A destra e a sinistra dell’altare, appoggiate su mensole, trovano posto le statue in stucco di San Giovanni Battista e di San Carpoforo.
San Michele e San Sebastiano
In apposite nicchie ricavate nelle pareti laterali sono collocate due pregevoli statue in stucco dello scultore arognese Giovanni Antonio Colomba, autore anche degli stucchi della cappella della Madonna del Rosario nella chiesa parrocchiale di Arogno.
Realizzate tra il 1636 e il 1644, rappresentano San Michele che sconfigge Satana e San Sebastiano.

Altari laterali
I due altari laterali presentano una struttura simile, che si contraddistingue per la presenza di colonne a finto marmo sormontate da un frontone curvilineo e la presenza di piedestalli. Una nicchia centrale ospita il santo titolare.
L’altare di sinistra è dedicato a San Francesco d’Assisi e fu patrocinato nel 1652 dal capitano Francesco Tencalla. Quello di destra ospita Sant’Antonio Abate e fu realizzato nel 1651 da Giovanni Tencalla, come è confermato da una scritta presente sotto la nicchia e dallo stemma della famiglia nella parte superiore.
I due altari laterali presentano una struttura simile, che si contraddistingue per la presenza di colonne a finto marmo sormontate da un frontone curvilineo e la presenza di piedestalli. Una nicchia centrale ospita il santo titolare.

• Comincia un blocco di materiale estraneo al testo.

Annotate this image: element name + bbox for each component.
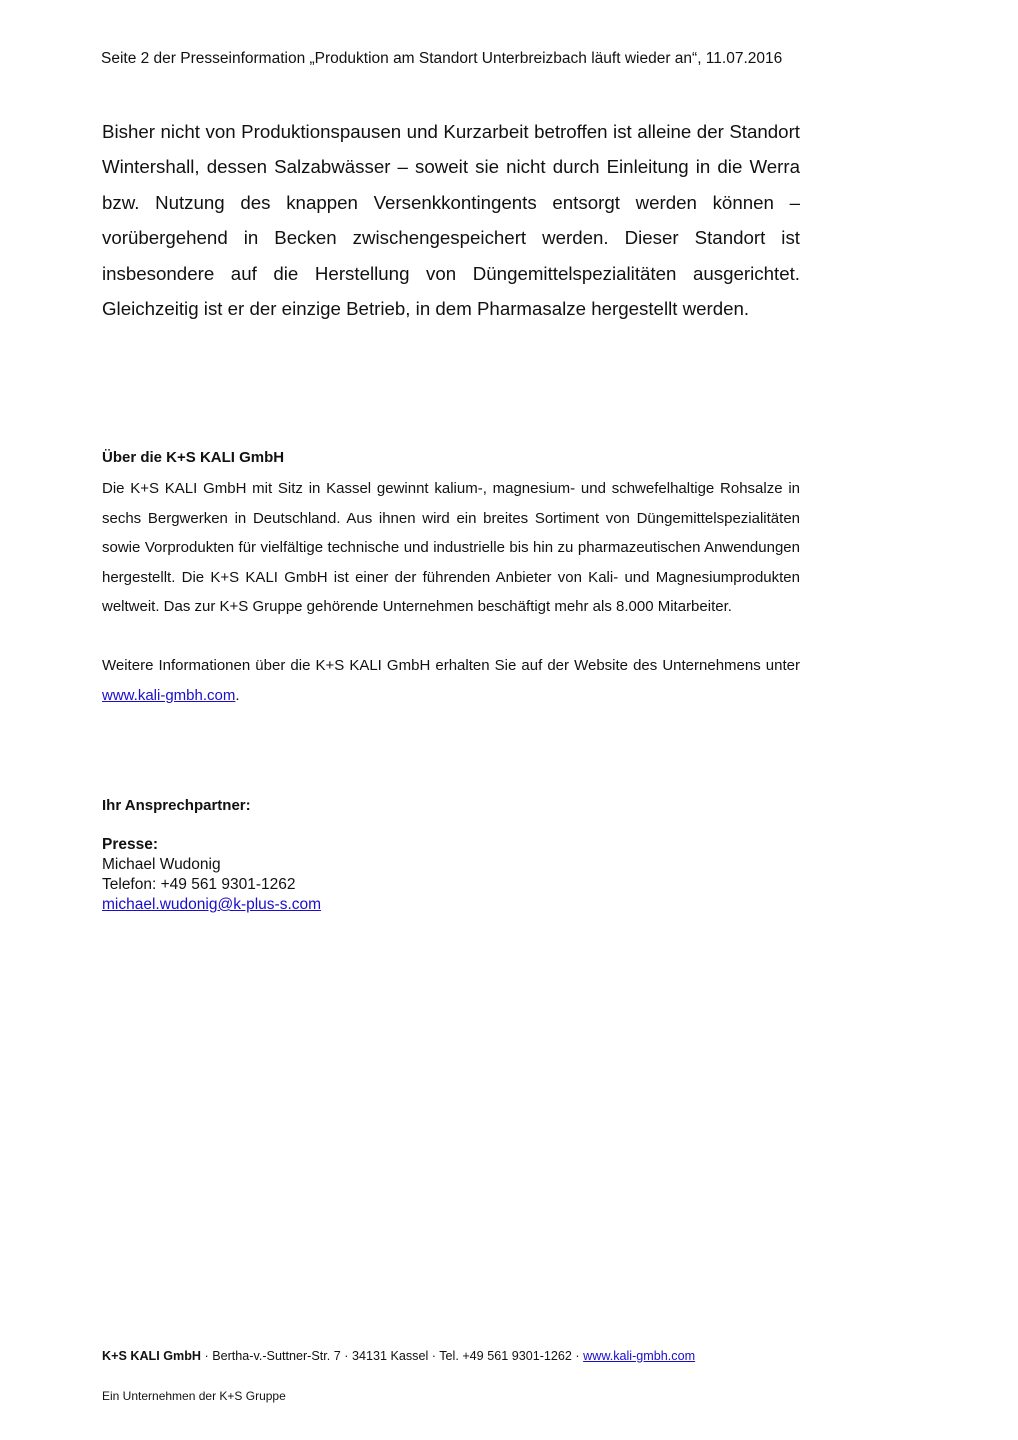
press-label: Presse: <box>102 836 159 853</box>
footer-company: K+S KALI GmbH <box>102 1349 202 1363</box>
page-header: Seite 2 der Presseinformation „Produktion am Standort Unterbreizbach läuft wieder an“, 11.07.2016 <box>101 50 783 67</box>
more-info-text <box>102 651 800 710</box>
footer-group-note: Ein Unternehmen der K+S Gruppe <box>102 1389 286 1403</box>
footer-website-link[interactable]: www.kali-gmbh.com <box>583 1349 696 1363</box>
body-paragraph: Bisher nicht von Produktionspausen und Kurzarbeit betroffen ist alleine der Standort Wintershall, dessen Salzabwässer – soweit sie nicht durch Einleitung in die Werra bzw. Nutzung des knappen Versenkkontingents entsorgt werden können – vorübergehend in Becken zwischengespeichert werden. Dieser Standort ist insbesondere auf die Herstellung von Düngemittelspezialitäten ausgerichtet. Gleichzeitig ist er der einzige Betrieb, in dem Pharmasalze hergestellt werden. <box>102 121 800 320</box>
company-website-link[interactable]: www.kali-gmbh.com <box>102 686 236 704</box>
more-info-prefix: Weitere Informationen über die K+S KALI GmbH erhalten Sie auf der Website des Unternehmens unter <box>102 657 800 674</box>
contact-name: Michael Wudonig <box>102 856 221 873</box>
footer-address <box>102 1347 695 1365</box>
contact-block <box>102 835 321 915</box>
more-info-suffix: . <box>235 686 240 704</box>
footer-address-text: · Bertha-v.-Suttner-Str. 7 · 34131 Kassel · Tel. +49 561 9301-1262 · <box>201 1349 584 1363</box>
contact-heading: Ihr Ansprechpartner: <box>102 797 251 814</box>
contact-phone: Telefon: +49 561 9301-1262 <box>102 876 296 893</box>
about-heading: Über die K+S KALI GmbH <box>102 449 285 466</box>
contact-email-link[interactable]: michael.wudonig@k-plus-s.com <box>102 896 322 913</box>
about-text: Die K+S KALI GmbH mit Sitz in Kassel gewinnt kalium-, magnesium- und schwefelhaltige Rohsalze in sechs Bergwerken in Deutschland. Aus ihnen wird ein breites Sortiment von Düngemittelspezialitäten sowie Vorprodukten für vielfältige technische und industrielle bis hin zu pharmazeutischen Anwendungen hergestellt. Die K+S KALI GmbH ist einer der führenden Anbieter von Kali- und Magnesiumprodukten weltweit. Das zur K+S Gruppe gehörende Unternehmen beschäftigt mehr als 8.000 Mitarbeiter. <box>102 480 800 615</box>
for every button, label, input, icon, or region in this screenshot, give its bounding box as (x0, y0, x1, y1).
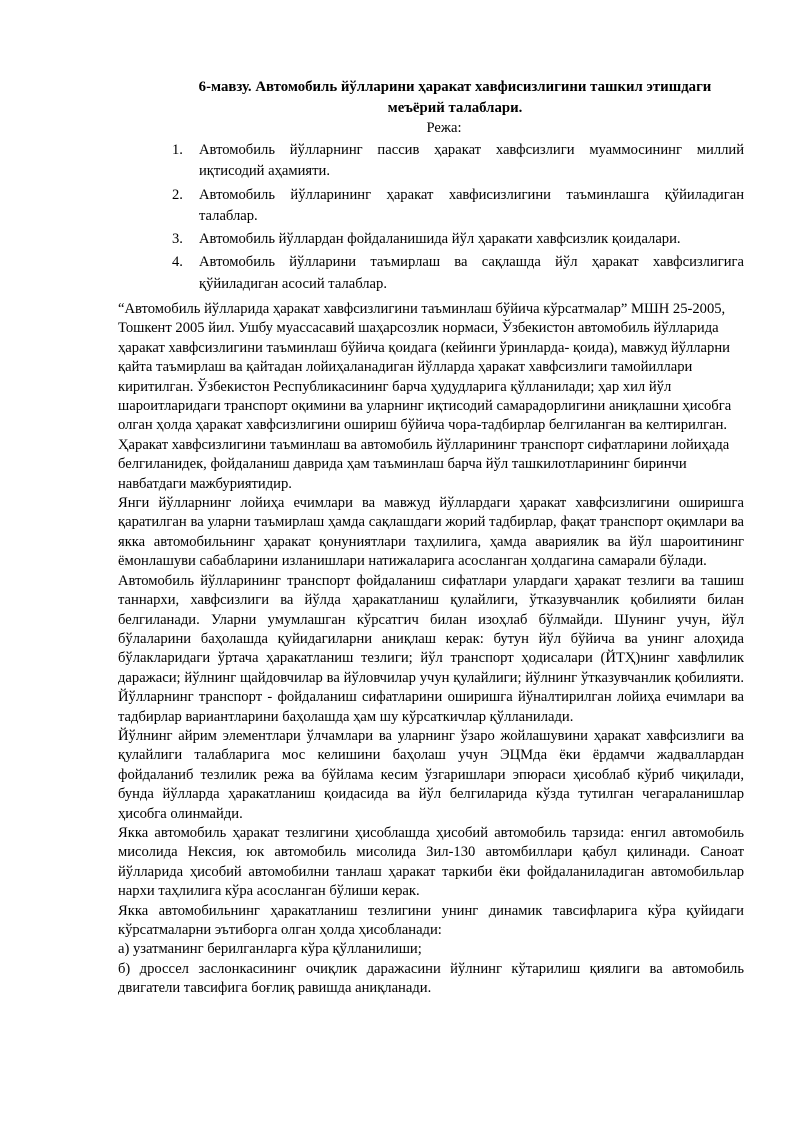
plan-item-number: 2. (172, 186, 183, 203)
body-paragraph: Автомобиль йўлларининг транспорт фойдаланиш сифатлари улардаги ҳаракат тезлиги ва ташиш таннархи, хавфсизлиги ва йўлда ҳаракатланиш қулайлиги, ўтказувчанлик қобилияти билан белгиланади. Уларни умумлашган кўрсатгич билан изоҳлаб бўлмайди. Шунинг учун, йўл бўлаларини баҳолашда қуйидагиларни аниқлаш керак: бутун йўл бўйича ва унинг алоҳида бўлакларидаги ўртача ҳаракатланиш тезлиги; йўл транспорт ҳодисалари (ЙТҲ)нинг хавфлилик даражаси; йўлнинг щайдовчилар ва йўловчилар учун қулайлиги; йўлнинг ўтказувчанлик қобилияти. Йўлларнинг транспорт - фойдаланиш сифатларини оширишга йўналтирилган лойиҳа ечимлари ва тадбирлар вариантларини баҳолашда ҳам шу кўрсаткичлар қўлланилади. (118, 572, 744, 725)
document-body (118, 300, 744, 999)
plan-list (172, 140, 744, 297)
page-title (118, 77, 792, 119)
plan-item-text: Автомобиль йўлларнинг пассив ҳаракат хавфсизлиги муаммосининг миллий иқтисодий аҳамияти. (199, 142, 744, 180)
plan-item (172, 140, 744, 183)
plan-item-number: 1. (172, 142, 183, 158)
body-paragraph: “Автомобиль йўлларида ҳаракат хавфсизлигини таъминлаш бўйича кўрсатмалар” МШН 25-2005, Тошкент 2005 йил. Ушбу муассасавий шаҳарсозлик нормаси, Ўзбекистон автомобиль йўлларида ҳаракат хавфсизлигини таъминлаш бўйича қоидага (кейинги ўринларда- қоида), мавжуд йўлларни қайта таъмирлаш ва қайтадан лойиҳаланадиган йўлларда ҳаракат хавфсизлиги тамойиллари киритилган. Ўзбекистон Республикасининг барча ҳудудларига қўлланилади; ҳар хил йўл шароитларидаги транспорт оқимини ва уларнинг иқтисодий самарадорлигини аниқлашни ҳисобга олган ҳолда ҳаракат хавфсизлигини ошириш бўйича чора-тадбирлар белгиланган ва келтирилган. Ҳаракат хавфсизлигини таъминлаш ва автомобиль йўлларининг транспорт сифатларини лойиҳада белгиланидек, фойдаланиш даврида ҳам таъминлаш барча йўл ташкилотларининг биринчи навбатдаги мажбуриятидир. (118, 301, 732, 492)
body-paragraph: Якка автомобиль ҳаракат тезлигини ҳисоблашда ҳисобий автомобиль тарзида: енгил автомобиль мисолида Нексия, юк автомобиль мисолида Зил-130 автомбиллари қабул қилинади. Саноат йўлларида ҳисобий автомобилни танлаш ҳаракат таркиби ёки фойдаланиладиган автомобильлар нархи таҳлилига кўра асосланган бўлиши керак. (118, 824, 744, 900)
body-paragraph: Якка автомобильнинг ҳаракатланиш тезлигини унинг динамик тавсифларига кўра қуйидаги кўрсатмаларни эътиборга олган ҳолда ҳисобланади: (118, 902, 744, 938)
plan-item-text: Автомобиль йўлларини таъмирлаш ва сақлашда йўл ҳаракат хавфсизлигига қўйиладиган асосий талаблар. (199, 254, 744, 292)
body-paragraph: б) дроссел заслонкасининг очиқлик даражасини йўлнинг кўтарилиш қиялиги ва автомобиль двигатели тавсифига боғлиқ равишда аниқланади. (118, 960, 744, 997)
plan-item-text: Автомобиль йўлларининг ҳаракат хавфисизлигини таъминлашга қўйиладиган талаблар. (199, 186, 744, 224)
plan-item-number: 4. (172, 254, 183, 271)
body-paragraph: Янги йўлларнинг лойиҳа ечимлари ва мавжуд йўллардаги ҳаракат хавфсизлигини оширишга қаратилган ва уларни таъмирлаш ҳамда сақлашдаги жорий тадбирлар, фақат транспорт оқимлари ва якка автомобильнинг ҳаракат қонуниятлари таҳлилига, ҳамда авариялик ва йўл шароитининг ёмонлашуви сабабларини изланишлари натижаларига асосланган ҳолдагина самарали бўлади. (118, 495, 744, 570)
body-paragraph: а) узатманинг берилганларга кўра қўлланилиши; (118, 941, 422, 958)
plan-item (172, 252, 744, 295)
title-line-1: 6-мавзу. Автомобиль йўлларини ҳаракат хавфисизлигини ташкил этишдаги (198, 79, 712, 95)
body-paragraph: Йўлнинг айрим элементлари ўлчамлари ва уларнинг ўзаро жойлашувини ҳаракат хавфсизлиги ва қулайлиги талабларига мос келишини баҳолаш учун ЭЦМда ёки ёрдамчи жадваллардан фойдаланиб тезлилик режа ва бўйлама кесим ўзгаришлари эпюраси ҳисоблаб кўриб чиқилади, бунда йўлларда ҳаракатланиш қоидасида ва йўл белгиларида кўзда тутилган чегараланишлар ҳисобга олинмайди. (118, 727, 744, 822)
plan-item (172, 229, 744, 250)
plan-heading: Режа: (426, 120, 462, 136)
plan-item-text: Автомобиль йўллардан фойдаланишида йўл ҳаракати хавфсизлик қоидалари. (199, 231, 681, 248)
plan-item-number: 3. (172, 231, 183, 248)
plan-item (172, 185, 744, 228)
title-line-2: меъёрий талаблари. (387, 100, 523, 116)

L’altare di sinistra è dedicato a San Francesco d’Assisi e fu patrocinato nel 1652 dal capitano Francesco Tencalla. Quello di destra ospita Sant’Antonio Abate e fu realizzato nel 1651 da Giovanni Tencalla, come è confermato da una scritta presente sotto la nicchia e dallo stemma della famiglia nella parte superiore.